Led by Chair Patrick McHenry and members Rep. Bill Huizenga, Rep. French Hill, and Rep. Ann Wagner, the committee stated its jurisdiction to oversee SEC activities in accordance with Rule X of the Rules of the House of Representatives.

Gensler Receives Backlashes Over Viral Post

The recent incident marks a significant setback for Gensler, who has prioritized cybersecurity as a key focus area.

The SEC chair has actively enforced more stringent regulations to improve the disclosure of cyber incidents by businesses. He has also taken punitive actions against crypto-centric platforms that mislead investors about their cybersecurity practices.

In minutes following Gensler’s clarification of the hoax information, Bill Hagerty, a member of the Senate Banking Committee, stated that the SEC’s account compromise was “unacceptable” and demanded accountability.

Meanwhile, the X safety team attributed the compromise to an unidentified individual gaining control over a phone number associated with the agency’s account through a third party.

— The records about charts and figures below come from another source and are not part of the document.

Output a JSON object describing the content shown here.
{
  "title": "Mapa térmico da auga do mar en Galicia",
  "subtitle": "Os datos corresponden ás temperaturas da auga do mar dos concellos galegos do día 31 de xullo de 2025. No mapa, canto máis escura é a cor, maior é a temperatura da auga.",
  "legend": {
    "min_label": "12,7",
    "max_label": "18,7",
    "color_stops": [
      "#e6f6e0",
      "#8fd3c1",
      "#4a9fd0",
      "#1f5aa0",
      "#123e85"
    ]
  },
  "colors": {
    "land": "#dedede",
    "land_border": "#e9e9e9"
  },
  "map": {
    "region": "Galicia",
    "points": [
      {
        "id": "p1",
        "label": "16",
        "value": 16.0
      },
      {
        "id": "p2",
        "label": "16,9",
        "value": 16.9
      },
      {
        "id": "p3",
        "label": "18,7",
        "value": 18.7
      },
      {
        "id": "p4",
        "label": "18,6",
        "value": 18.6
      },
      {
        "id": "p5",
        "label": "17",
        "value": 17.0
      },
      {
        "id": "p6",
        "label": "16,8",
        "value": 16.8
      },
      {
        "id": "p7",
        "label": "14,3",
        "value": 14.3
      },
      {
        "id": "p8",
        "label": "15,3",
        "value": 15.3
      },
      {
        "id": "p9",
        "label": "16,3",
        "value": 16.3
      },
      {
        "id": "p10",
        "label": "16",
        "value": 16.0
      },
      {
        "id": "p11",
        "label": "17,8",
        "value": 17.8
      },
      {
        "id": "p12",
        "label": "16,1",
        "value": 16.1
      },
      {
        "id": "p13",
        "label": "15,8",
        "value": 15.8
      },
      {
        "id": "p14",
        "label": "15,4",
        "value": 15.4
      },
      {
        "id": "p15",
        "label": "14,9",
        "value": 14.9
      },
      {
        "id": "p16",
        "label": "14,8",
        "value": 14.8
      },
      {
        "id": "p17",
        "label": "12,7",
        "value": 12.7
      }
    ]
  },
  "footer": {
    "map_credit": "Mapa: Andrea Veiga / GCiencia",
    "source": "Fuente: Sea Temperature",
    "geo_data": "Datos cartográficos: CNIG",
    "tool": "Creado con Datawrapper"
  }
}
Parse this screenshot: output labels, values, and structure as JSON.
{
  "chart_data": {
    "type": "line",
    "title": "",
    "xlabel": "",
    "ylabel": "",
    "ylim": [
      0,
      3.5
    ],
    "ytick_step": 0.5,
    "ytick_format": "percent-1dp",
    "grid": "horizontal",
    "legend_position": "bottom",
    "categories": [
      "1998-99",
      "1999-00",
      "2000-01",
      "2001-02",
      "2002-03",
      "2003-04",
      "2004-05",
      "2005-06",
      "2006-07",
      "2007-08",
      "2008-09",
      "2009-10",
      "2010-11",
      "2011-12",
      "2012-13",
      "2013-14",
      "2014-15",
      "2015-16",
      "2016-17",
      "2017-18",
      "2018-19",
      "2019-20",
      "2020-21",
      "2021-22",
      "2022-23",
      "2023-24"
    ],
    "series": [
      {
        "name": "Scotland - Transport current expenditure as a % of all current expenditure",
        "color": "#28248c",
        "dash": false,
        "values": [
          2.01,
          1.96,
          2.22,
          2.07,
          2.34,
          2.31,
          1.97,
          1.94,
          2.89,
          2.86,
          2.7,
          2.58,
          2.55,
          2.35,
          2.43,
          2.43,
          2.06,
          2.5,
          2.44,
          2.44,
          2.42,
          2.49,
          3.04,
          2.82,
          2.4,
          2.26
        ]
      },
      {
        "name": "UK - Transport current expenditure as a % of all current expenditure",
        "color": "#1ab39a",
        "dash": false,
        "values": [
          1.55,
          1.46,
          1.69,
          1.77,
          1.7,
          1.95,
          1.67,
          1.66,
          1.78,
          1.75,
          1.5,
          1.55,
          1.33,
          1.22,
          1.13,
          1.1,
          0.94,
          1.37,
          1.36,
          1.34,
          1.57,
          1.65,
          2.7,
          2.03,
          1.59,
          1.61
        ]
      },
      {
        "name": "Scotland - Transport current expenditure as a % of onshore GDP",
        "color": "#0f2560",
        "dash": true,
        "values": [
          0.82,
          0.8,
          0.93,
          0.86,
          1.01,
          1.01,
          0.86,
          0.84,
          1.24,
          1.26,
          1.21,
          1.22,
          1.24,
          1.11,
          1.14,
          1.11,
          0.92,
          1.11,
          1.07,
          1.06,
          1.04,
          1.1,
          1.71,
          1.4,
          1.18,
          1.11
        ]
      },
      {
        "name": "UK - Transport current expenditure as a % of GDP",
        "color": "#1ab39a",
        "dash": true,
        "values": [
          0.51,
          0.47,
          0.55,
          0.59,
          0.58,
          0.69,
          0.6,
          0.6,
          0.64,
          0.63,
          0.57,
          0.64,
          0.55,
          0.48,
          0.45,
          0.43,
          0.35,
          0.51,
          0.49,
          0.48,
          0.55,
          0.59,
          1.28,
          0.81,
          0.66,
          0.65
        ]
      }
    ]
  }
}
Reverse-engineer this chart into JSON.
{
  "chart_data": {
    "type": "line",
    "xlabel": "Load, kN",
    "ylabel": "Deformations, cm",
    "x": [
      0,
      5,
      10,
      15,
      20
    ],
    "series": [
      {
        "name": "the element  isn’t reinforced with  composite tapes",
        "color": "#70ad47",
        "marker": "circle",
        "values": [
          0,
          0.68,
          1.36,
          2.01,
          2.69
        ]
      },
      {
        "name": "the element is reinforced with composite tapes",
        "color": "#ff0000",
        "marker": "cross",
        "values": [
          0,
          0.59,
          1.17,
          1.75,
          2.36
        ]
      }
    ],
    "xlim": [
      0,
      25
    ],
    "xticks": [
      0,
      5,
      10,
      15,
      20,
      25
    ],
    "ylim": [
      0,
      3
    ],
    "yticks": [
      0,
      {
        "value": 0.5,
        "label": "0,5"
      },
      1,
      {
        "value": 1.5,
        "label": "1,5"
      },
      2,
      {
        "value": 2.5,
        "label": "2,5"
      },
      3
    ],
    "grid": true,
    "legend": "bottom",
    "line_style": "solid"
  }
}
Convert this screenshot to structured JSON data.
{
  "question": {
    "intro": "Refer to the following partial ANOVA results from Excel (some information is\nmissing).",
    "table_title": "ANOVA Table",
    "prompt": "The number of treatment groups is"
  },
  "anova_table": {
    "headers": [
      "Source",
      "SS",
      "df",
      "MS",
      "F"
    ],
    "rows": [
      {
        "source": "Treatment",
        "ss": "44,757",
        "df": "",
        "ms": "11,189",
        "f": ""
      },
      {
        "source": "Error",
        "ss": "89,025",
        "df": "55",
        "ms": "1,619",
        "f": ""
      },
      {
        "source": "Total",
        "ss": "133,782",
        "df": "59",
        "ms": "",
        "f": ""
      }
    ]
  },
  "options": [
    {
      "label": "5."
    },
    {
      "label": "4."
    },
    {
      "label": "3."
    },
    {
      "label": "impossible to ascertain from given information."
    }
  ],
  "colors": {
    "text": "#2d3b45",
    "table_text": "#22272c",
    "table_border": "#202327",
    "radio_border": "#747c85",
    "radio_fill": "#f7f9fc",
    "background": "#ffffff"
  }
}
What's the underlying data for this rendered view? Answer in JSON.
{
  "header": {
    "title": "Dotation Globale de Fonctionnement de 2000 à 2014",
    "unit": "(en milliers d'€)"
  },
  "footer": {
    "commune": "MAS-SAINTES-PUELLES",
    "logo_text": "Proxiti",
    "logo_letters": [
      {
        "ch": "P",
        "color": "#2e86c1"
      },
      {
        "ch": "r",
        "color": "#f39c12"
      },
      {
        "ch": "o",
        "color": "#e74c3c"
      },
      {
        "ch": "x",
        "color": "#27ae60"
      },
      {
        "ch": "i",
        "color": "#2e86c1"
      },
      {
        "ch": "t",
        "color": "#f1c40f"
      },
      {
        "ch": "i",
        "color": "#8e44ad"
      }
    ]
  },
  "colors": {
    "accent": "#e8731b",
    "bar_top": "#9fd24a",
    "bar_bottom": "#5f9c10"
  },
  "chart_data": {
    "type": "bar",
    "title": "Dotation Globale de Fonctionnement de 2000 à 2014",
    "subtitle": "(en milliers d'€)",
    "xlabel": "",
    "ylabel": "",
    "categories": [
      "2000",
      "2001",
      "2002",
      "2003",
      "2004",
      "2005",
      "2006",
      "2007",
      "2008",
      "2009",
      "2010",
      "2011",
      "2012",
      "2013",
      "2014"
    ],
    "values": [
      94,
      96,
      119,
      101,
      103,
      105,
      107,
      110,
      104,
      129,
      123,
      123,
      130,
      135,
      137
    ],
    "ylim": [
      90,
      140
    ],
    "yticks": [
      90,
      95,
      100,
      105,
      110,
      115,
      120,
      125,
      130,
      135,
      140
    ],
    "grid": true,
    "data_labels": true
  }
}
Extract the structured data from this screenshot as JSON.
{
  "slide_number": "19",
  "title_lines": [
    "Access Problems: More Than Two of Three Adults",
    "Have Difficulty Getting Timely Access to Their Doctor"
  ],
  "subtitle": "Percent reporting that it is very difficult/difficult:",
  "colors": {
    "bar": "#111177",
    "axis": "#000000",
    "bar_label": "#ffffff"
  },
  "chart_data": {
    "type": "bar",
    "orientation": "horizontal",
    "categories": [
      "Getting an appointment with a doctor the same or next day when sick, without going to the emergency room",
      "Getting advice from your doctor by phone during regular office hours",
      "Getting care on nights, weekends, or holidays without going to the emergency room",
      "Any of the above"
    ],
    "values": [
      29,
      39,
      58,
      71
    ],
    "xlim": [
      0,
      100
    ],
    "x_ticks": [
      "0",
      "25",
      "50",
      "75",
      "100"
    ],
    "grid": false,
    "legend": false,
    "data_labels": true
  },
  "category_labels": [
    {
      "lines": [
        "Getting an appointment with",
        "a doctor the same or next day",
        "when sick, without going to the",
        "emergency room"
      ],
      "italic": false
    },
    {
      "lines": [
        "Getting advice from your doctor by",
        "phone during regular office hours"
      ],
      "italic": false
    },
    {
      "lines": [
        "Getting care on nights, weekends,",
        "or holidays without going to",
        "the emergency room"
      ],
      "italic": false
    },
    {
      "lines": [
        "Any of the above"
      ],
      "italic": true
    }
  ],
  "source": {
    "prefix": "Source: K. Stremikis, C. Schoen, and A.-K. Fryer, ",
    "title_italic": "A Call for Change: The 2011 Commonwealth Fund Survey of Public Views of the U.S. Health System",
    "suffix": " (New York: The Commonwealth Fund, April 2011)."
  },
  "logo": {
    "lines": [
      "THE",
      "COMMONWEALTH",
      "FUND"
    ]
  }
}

“We can also confirm that the account did not have two-factor authentication enabled at the time the account was compromised,” the team further stated.

ZachXBT, a prominent blockchain investigator, shared a screenshot of Gensler’s prior announcement emphasizing the importance of account authentication, which, in an embarrassing turn of events, led to the SEC’s compromise.

Other crypto enthusiasts have also expressed concerns about the SEC’s competency in securing investors’ funds if they cannot protect their social media accounts.